Um
dos planos mais inovadores da economia mundial completa 30 anos nesta
segunda-feira (1º). Há exatamente três décadas, o cruzeiro real, uma moeda
corroída pela hiperinflação, dava lugar ao real, que estabilizou a economia
brasileira. Uma aposta arriscada que envolveu uma espécie de engenharia social
para desindexar a inflação após sucessivos planos econômicos fracassados.
Em
meio a tantos indexadores criados para corrigir preços e salários, a equipe
econômica do então governo Itamar Franco criou um superindexador: a Unidade
Real de Valor (URV). Por três meses, todos os preços e salários foram
discriminados em cruzeiros reais e em URV, cuja cotação variava diariamente e
era mais ou menos atrelada ao dólar. Até o dia da criação do real, em que R$ 1
valia 1 URV, que, por sua vez, valia 2.750 cruzeiros reais.
“Tem
uma expressão popular ótima, que é o engenheiro de obra feita. Depois que fez,
dizia: ‘Ah bom, devia ter feito assim.’ Mas durante o processo… Vamos lembrar,
foi um processo extraordinariamente arriscado, difícil, com percalços, podia
ter dado errado em vários momentos”, relembrou o economista Persio Arida, um
dos pais do Plano Real, em entrevista à TV Brasil, durante o
lançamento em São Paulo do livro sobre os 30 anos do plano econômico.
Ao
indexar toda a economia, a URV conseguiu realinhar o que os economistas chamam
de preços relativos, que medem a quantidade de itens de bens e de serviços
distintos que uma mesma quantia consegue comprar. Aliado a um câmbio fixo, no
primeiro momento, e a juros altos, para atrair capital externo, o plano deu
certo. Em junho de 1994, o Índice Nacional de Preços ao Consumidor Amplo (IPCA)

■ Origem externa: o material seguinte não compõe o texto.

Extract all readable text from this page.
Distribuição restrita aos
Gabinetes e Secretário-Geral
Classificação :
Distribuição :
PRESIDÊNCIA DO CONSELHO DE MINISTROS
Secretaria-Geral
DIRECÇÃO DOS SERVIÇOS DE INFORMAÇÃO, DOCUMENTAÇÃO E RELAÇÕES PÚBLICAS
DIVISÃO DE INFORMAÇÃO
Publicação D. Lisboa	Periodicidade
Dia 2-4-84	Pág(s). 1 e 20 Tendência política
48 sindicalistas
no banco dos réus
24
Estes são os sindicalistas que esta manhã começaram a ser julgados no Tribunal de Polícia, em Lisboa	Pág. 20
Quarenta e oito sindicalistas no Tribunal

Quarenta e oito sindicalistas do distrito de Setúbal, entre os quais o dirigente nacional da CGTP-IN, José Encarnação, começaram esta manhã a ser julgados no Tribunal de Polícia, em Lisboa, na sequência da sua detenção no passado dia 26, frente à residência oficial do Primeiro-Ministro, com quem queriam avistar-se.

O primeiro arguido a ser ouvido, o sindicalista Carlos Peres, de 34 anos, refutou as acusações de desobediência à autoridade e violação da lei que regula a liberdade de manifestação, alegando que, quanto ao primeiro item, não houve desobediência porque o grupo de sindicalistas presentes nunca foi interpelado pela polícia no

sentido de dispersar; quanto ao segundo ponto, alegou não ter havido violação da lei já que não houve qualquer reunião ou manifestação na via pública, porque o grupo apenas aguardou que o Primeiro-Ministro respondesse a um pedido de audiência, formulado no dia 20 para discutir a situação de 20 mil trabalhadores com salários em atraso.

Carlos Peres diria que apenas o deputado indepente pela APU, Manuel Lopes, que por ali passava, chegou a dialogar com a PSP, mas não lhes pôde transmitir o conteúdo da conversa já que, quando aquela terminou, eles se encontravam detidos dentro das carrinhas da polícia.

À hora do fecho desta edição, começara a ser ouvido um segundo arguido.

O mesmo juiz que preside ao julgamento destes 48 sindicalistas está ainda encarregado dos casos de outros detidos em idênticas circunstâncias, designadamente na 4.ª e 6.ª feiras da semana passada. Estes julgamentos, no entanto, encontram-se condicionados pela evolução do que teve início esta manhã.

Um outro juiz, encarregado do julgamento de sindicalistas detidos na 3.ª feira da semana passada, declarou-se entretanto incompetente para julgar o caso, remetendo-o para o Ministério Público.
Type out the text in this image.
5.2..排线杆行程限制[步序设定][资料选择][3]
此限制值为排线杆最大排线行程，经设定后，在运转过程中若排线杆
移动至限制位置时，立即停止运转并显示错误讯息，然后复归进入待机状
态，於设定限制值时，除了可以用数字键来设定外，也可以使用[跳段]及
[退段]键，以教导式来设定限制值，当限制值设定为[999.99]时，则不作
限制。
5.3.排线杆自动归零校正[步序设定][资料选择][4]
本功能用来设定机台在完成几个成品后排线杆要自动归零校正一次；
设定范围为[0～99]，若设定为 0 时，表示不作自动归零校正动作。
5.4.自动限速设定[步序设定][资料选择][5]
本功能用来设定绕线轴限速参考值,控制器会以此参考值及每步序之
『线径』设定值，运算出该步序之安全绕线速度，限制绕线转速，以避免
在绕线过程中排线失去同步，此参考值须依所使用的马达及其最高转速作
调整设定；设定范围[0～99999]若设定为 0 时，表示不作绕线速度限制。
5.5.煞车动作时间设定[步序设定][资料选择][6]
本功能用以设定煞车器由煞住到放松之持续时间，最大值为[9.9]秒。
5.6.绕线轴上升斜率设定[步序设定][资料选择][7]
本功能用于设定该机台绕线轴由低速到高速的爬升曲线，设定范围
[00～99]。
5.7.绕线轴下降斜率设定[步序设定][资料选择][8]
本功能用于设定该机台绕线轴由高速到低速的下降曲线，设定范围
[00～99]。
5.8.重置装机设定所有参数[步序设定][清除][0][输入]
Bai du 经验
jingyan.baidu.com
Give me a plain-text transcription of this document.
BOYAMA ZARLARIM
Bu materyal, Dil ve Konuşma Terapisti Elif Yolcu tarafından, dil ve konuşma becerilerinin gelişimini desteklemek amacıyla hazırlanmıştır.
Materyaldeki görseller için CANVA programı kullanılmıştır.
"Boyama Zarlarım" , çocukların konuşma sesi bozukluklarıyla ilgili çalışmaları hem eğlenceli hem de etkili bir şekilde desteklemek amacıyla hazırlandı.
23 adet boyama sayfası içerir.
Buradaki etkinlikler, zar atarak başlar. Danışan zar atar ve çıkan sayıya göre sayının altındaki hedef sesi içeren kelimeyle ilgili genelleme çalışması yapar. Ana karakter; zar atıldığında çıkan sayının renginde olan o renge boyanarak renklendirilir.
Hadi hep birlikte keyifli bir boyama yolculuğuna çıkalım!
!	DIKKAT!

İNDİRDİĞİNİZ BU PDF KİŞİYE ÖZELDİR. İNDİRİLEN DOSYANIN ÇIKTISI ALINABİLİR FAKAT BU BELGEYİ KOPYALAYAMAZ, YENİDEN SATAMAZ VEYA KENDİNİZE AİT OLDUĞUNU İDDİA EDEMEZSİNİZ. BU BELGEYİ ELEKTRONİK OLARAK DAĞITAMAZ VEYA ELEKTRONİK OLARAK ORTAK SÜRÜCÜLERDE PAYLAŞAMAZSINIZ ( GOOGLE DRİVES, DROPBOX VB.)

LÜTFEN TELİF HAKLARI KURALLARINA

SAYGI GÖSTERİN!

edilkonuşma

tinha atingido 47,43%. O indicador caiu para 6,84% no mês seguinte e apenas
1,71% em dezembro de 1994.
Plano
Larida
Batizada
de Plano Larida, em homenagem aos economistas André Lara Resende e Pérsio
Arida, a ideia de uma moeda indexada atrelada à moeda oficial foi apresentada
pela primeira vez em 1984. Em vez de simplesmente cortar gastos públicos para
segurar a inflação, como preconiza a teoria econômica ortodoxa, o Plano Larida
foi parcialmente inspirado numa experiência heterodoxa em Israel no início dos
anos 1980.
No
país do Oriente Médio, os preços e os salários foram temporariamente congelados
para eliminar a inércia inflacionária, pela qual a inflação passada
alimenta a inflação futura. Posteriormente, foi feito um pacto social para
aumentar os preços o mínimo possível, e o congelamento foi retirado, reduzindo
a inflação israelense.
Uma
ideia semelhante chegou a vigorar no Plano Cruzado, em 1986. A estabilização,
no entanto, naufragou porque o congelamento estendeu-se mais que o esperado e,
temendo repercussões nas eleições parlamentares daquele ano, a primeira
pós-ditadura, o governo José Sarney não implementou medidas de controle
monetário (juros altos) e fiscal (saneamento das contas públicas). Na época,
não existia a Secretaria do Tesouro Nacional para centralizar as contas do
governo, e os gastos públicos eram parcialmente financiados pelo Banco Central
e pelo Banco do Brasil.
Consenso
político
O
sucesso do Plano Real, no entanto, não se deve apenas à URV. Num momento raro
de consenso político e de cansaço com a hiperinflação, o Congresso Nacional foi
importante para aprovar medidas que saneavam as contas públicas. Uma delas, a
criação do Fundo Social de Emergência, que desvinculou parte das receitas do
governo e flexibilizou a execução do Orçamento ainda no segundo semestre de
1993.
Professora
de economia da Fundação Getulio Vargas (FGV), Virene Matesco diz que o
entrosamento político foi essencial para o sucesso do Plano Real. “Houve uma
ação política de um governo transitório, do presidente Itamar Franco.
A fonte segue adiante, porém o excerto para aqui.